The Old: Air Force One - The New: Video Teleconferencing
The Old: Polls - The New: Televised National Referendums
The Old: Voting Booths - The New: Voting by Internet
The Old: Evening News/The New York Times - The New: CNN, Cable + Insta-News
The Old: Left vs. Right - The New: Postpartisan

There also happens to be a very funny undercurrent of fear that the Japanese are going to take over! That has now been replaced by China. Included in the book are the "100 Harshest Facts About Your Future."

Number 16: In 1970 The Japanese had none of the world market share in dynamic random access memories, a semicondutor device; by 1988, that share had risen to 80 percent.

Also, this is what the cover looks like:



Am I being an asshole? Yes. Did I buy this at a book store for 2 dollars? Yes. Do I think its funny that people were complaining about college being expensive when they were paying something like 2000 dollars a year on tuition? YES.

Friday, March 18, 2011

A Postmortem

It has been a long time. I'm not apologizing this time though. I will simply admit that I am lazy.

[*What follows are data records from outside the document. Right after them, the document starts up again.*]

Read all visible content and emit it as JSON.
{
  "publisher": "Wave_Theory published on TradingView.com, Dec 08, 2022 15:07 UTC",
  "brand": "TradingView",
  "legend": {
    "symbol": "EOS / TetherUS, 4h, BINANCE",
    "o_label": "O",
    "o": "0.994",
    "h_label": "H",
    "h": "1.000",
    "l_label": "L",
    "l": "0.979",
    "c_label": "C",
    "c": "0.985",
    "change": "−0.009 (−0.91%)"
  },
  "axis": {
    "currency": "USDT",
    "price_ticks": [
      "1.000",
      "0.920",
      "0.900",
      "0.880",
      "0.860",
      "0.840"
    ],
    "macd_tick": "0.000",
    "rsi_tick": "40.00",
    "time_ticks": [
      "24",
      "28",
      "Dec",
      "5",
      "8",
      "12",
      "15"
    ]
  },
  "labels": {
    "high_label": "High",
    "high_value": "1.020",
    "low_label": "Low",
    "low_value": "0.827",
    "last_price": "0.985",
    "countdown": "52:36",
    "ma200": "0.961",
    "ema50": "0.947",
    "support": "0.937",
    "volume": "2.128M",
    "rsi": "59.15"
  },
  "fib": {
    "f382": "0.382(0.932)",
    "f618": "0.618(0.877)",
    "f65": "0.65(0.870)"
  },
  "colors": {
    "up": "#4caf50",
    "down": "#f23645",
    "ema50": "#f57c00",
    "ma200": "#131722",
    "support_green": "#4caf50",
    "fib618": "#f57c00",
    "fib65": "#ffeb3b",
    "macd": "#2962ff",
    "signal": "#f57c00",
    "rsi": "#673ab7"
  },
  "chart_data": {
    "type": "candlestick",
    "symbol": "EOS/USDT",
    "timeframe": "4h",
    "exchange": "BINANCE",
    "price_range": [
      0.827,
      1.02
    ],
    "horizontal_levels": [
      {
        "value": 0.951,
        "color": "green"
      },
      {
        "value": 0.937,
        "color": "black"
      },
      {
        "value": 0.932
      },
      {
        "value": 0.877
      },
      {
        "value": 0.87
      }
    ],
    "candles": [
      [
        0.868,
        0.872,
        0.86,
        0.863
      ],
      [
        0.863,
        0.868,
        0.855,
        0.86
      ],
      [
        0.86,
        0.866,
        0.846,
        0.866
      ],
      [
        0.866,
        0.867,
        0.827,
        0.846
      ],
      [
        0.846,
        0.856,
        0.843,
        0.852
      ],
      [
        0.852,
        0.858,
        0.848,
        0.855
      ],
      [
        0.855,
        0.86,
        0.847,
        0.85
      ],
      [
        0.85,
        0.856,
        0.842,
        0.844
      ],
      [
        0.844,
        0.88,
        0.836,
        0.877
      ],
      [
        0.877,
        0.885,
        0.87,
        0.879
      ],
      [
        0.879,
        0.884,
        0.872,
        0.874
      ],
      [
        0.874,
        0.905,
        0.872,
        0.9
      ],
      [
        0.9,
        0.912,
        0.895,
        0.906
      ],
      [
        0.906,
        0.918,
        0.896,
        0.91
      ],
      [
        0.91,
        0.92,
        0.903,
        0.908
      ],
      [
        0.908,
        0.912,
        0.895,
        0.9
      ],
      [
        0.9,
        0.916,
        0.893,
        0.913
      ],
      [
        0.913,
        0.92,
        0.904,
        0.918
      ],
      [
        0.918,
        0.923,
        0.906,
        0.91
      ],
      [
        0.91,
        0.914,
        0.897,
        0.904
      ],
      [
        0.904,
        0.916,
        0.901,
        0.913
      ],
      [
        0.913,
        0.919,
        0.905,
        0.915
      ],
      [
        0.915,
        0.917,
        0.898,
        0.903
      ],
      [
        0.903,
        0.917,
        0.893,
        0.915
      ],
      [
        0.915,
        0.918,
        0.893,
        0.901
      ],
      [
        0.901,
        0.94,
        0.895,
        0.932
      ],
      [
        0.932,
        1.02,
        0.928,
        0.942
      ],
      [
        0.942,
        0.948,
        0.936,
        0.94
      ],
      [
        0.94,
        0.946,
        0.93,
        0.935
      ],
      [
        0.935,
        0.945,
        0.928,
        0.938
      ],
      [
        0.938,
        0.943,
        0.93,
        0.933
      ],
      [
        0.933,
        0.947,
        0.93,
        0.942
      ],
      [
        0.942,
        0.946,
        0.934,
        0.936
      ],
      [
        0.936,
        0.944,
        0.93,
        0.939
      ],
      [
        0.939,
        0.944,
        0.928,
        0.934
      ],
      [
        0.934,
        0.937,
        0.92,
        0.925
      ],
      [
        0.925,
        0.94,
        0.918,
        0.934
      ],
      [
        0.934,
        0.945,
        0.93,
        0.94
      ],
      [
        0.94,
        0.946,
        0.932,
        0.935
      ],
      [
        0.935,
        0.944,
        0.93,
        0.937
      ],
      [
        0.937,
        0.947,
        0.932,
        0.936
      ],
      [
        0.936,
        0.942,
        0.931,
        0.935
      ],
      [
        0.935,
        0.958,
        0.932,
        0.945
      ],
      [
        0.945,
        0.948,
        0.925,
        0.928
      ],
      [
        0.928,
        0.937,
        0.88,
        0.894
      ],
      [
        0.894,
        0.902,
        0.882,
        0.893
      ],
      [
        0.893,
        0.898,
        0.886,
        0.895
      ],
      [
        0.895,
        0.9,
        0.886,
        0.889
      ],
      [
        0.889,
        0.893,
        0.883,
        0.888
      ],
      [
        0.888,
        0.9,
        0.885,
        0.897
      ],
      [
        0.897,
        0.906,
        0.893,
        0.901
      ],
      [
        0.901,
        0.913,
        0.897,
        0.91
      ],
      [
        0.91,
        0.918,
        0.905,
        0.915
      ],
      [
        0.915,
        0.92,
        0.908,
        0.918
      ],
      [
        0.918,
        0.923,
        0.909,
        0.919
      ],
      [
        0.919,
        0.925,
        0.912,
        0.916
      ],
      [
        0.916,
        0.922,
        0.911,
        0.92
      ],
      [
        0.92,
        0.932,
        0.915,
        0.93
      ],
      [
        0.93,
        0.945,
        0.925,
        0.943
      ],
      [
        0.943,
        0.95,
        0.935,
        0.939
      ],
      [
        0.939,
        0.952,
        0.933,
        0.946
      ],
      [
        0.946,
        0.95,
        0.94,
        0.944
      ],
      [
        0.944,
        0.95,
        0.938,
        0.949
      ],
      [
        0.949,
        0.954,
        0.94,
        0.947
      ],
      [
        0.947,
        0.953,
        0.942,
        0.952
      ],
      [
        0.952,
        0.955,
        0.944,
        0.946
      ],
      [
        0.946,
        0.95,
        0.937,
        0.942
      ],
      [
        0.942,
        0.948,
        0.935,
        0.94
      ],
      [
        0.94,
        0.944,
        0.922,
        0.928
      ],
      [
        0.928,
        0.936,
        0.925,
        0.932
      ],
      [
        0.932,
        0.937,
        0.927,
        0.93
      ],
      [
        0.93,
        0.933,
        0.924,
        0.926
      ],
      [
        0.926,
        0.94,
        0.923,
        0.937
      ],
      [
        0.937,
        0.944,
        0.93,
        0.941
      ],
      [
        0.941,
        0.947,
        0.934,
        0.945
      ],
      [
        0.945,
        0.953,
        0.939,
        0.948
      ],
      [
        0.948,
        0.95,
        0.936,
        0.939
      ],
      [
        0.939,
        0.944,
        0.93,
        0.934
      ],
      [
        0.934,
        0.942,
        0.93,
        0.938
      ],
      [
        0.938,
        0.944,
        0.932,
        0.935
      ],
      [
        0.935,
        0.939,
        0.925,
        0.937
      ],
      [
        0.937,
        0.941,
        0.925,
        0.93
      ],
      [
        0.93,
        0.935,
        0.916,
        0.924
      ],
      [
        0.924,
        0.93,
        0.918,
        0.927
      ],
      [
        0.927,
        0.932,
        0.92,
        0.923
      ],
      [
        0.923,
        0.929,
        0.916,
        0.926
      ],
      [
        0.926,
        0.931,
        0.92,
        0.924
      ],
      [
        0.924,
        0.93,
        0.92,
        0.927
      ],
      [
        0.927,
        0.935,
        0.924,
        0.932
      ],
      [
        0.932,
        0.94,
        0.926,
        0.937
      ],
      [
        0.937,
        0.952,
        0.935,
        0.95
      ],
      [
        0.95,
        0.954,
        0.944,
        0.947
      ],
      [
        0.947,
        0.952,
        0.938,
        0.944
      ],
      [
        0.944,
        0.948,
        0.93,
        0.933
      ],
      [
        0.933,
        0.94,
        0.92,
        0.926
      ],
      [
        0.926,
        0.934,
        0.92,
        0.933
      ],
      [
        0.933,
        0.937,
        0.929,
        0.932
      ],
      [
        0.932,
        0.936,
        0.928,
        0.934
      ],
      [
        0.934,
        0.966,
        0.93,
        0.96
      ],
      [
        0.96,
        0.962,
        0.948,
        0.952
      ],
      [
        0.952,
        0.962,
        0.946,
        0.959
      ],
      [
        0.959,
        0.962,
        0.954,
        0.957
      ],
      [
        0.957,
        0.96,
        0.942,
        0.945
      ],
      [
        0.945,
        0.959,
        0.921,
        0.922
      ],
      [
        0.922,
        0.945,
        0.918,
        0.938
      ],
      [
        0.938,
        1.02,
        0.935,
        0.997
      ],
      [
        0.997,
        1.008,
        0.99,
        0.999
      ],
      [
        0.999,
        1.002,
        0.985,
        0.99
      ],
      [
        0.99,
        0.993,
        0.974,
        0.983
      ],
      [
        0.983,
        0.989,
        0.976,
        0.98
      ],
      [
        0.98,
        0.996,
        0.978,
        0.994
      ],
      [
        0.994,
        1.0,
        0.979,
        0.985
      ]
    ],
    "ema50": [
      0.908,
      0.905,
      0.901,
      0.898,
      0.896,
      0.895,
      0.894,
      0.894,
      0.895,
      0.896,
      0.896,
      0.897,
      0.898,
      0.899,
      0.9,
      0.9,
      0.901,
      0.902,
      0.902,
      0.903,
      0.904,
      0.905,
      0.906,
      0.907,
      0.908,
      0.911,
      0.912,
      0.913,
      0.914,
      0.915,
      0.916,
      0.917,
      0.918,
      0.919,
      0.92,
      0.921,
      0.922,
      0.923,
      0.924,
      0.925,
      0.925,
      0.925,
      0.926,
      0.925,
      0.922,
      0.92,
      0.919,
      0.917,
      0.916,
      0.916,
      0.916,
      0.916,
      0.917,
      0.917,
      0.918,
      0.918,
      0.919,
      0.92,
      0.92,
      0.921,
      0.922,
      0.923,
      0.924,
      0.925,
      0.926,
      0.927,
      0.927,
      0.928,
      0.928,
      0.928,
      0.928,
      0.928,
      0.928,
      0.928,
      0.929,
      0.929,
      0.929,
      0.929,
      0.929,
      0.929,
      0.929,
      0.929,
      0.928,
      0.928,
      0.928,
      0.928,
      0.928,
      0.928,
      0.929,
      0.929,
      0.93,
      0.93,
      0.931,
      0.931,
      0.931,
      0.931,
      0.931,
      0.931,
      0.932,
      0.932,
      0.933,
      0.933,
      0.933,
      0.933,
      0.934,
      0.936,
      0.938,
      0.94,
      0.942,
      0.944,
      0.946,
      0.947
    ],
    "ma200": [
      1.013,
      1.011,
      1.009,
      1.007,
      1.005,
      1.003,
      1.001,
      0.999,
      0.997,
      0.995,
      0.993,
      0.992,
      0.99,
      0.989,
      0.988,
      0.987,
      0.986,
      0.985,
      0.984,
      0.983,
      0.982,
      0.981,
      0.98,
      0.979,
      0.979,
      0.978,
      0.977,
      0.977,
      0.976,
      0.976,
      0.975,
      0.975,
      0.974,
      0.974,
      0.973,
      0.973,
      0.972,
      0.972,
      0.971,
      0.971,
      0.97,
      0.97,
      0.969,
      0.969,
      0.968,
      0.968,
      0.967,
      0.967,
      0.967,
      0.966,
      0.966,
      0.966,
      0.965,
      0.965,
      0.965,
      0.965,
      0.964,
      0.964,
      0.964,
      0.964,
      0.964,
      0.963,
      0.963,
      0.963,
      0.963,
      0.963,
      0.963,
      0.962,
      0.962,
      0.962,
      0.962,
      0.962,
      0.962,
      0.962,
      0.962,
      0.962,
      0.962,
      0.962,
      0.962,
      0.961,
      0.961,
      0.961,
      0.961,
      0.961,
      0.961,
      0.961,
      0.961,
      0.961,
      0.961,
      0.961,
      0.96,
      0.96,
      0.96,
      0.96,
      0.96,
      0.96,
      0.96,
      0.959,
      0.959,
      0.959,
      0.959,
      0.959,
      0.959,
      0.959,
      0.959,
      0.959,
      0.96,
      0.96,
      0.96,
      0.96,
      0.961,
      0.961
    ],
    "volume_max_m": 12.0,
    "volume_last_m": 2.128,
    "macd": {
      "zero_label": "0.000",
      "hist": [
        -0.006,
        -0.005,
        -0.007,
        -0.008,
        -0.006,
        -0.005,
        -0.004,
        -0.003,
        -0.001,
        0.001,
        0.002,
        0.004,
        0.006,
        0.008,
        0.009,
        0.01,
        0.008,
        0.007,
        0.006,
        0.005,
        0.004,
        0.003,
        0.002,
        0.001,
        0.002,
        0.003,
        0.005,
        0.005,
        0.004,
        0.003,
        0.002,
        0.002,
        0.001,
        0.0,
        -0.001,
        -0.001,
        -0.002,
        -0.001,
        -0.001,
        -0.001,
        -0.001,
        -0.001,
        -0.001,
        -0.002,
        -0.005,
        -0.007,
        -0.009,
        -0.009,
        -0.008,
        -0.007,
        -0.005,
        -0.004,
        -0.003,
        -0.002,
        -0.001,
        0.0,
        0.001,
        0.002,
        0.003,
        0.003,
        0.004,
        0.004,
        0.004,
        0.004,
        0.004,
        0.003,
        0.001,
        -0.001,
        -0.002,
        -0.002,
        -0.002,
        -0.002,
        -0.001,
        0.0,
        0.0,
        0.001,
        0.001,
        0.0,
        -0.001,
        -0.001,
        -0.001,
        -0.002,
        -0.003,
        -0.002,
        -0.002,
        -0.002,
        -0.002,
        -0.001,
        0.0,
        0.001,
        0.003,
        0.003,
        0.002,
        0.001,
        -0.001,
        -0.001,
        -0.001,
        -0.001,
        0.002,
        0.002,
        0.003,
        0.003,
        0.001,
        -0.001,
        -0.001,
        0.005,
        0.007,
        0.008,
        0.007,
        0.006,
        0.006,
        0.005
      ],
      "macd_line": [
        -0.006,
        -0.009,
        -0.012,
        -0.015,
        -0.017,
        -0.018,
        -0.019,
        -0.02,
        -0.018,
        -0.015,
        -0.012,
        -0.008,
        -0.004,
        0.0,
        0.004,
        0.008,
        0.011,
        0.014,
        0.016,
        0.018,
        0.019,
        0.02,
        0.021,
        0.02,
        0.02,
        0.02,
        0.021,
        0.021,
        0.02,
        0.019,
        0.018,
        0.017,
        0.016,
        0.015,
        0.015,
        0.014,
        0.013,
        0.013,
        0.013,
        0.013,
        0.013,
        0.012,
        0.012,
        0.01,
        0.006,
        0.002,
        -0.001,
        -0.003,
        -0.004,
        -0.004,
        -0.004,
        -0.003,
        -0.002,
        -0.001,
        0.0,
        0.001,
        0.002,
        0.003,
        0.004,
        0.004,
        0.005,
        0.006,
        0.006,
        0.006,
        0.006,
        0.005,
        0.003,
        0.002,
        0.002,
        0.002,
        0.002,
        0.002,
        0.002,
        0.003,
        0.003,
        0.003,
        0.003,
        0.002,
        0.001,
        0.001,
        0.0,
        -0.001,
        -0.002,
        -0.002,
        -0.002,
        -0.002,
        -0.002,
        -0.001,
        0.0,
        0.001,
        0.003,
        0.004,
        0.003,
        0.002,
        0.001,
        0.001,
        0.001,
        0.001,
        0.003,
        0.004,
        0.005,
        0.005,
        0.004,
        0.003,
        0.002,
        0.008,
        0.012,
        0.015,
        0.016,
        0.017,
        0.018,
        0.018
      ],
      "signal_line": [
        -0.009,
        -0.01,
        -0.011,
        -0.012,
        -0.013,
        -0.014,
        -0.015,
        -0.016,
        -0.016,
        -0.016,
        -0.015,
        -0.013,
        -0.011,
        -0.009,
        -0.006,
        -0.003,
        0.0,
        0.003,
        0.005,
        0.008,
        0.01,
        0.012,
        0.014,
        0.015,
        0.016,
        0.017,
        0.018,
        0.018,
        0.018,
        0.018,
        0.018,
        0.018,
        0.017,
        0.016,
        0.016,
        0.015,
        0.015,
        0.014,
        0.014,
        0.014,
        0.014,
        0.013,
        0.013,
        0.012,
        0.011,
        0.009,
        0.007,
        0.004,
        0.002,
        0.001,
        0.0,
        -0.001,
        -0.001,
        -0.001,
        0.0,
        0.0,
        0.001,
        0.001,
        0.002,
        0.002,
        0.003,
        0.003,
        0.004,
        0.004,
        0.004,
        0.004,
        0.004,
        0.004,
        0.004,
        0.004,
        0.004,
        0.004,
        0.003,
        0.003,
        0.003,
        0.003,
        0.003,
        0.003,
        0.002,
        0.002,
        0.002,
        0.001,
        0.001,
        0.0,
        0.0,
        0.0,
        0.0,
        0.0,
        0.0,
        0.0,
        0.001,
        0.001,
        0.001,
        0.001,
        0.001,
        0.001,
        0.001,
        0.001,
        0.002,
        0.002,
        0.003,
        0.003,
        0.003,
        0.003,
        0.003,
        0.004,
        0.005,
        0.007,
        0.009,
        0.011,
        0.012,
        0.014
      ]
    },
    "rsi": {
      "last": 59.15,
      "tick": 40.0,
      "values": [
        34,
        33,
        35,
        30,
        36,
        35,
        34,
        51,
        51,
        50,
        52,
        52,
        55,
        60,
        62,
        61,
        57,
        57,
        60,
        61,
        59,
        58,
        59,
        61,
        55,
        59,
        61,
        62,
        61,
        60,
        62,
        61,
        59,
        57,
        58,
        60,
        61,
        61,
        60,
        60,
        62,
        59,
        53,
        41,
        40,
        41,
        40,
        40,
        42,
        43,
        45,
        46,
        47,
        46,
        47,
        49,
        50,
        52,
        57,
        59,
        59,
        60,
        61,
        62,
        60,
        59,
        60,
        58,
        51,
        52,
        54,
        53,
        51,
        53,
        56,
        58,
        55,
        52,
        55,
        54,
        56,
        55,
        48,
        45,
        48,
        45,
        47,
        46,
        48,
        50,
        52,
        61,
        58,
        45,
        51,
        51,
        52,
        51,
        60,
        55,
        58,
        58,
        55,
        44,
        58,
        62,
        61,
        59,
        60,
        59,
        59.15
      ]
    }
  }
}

What is worth noting is that I just got back from Texas. I won't say anything disparaging because there really isn't much to say. There are certainly a lot of churches in the Dallas/Fort Worth area though.

Ashley played host to me as I at the last second made a decision to come down to Austin for SXSW. She's got a great place and between her, James, and Jenn they were more than accommodating. Mega-Props to her for getting me in to some great events...and if you're reading this you are probably my friend on Facebook anyways so go there for some more pics.

I will say that SXSW is kind of like a giant block party with lots of music, free beer, mustaches, tattoos, and chicks with weird/hot haircuts where for no reason part of their head is shaved and the other is two feet long. I definitely blew it though when it came to eating a massive texas steak. I feel as though I could pound one of those challenge size steaks where you have to eat 80 ounces worth of meat. I would put my body through the ridiculous pain, meat sweats, and intestinal distress just to say I at a giant chunk of cow.

SXSW did confirm one of my long held beliefs once again. The swedes can make good catchy music.